Here’s the tricky bit. We’re all different, so we all have different triggers. For example, one nurse would struggle to cope with the incessant physical and emotional demands of working in the Emergency Department, whereas that environment is perfect for a different nurse.

Acknowledged triggers of stress are as follows:

  • Work pressures, job instability, fear of redundancy
  • Parenting, family and relationship difficulties
  • Financial pressures
  • Bullying and discrimination
  • Loneliness and isolation
  • Living with a long term condition
  • Caring responsibilities

And one more for us workaholics:

  • Taking on too much responsibility and feeling you don’t have enough time to do everything!
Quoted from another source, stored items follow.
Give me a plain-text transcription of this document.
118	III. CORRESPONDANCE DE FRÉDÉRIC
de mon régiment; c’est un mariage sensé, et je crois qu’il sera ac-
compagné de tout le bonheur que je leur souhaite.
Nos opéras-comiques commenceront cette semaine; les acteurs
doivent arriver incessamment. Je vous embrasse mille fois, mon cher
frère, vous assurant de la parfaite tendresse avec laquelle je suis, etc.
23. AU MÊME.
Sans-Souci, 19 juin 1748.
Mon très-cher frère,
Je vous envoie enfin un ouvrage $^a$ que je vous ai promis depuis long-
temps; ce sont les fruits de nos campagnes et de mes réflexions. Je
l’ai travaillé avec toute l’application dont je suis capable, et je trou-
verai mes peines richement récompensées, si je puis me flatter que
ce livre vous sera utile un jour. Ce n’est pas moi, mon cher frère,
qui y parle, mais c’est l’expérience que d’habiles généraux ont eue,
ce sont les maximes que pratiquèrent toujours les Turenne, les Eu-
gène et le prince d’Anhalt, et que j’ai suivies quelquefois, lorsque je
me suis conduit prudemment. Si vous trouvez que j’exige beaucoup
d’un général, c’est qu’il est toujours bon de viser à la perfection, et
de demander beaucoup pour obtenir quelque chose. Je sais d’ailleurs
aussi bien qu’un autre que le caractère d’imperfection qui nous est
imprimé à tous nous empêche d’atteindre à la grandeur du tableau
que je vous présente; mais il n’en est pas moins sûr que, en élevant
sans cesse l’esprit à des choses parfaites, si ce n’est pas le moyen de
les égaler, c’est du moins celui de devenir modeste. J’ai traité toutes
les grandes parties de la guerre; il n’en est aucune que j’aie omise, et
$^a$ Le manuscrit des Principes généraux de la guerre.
OK, so it looks like life itself is stressful.

If you’re feeling like stress is starting to impact on the quality of your life then the first thing would be to get it down on paper. Spotting stress in its early stages can help prevent things from getting worse. Things to include in your “stress diary”:

  • Date, time and place of the incident
  • What you were doing, before, during and after
  • Who you were with
  • What were your feelings, before, during and after
  • Any physical sensations
  • Give the event a “stress rating” e.g 0 = no stress, 10 = the most stressed you could possibly feel.

Making a stress diary is helpful because it aids our ability to make connections between the context and the symptoms. Ideally, a stress diary should be continued for at least 2 weeks. This helps us to see things in perspective. Additionally, this is a vital piece of evidence to discuss with your GP if you’re feeling overwhelmed and unable to cope.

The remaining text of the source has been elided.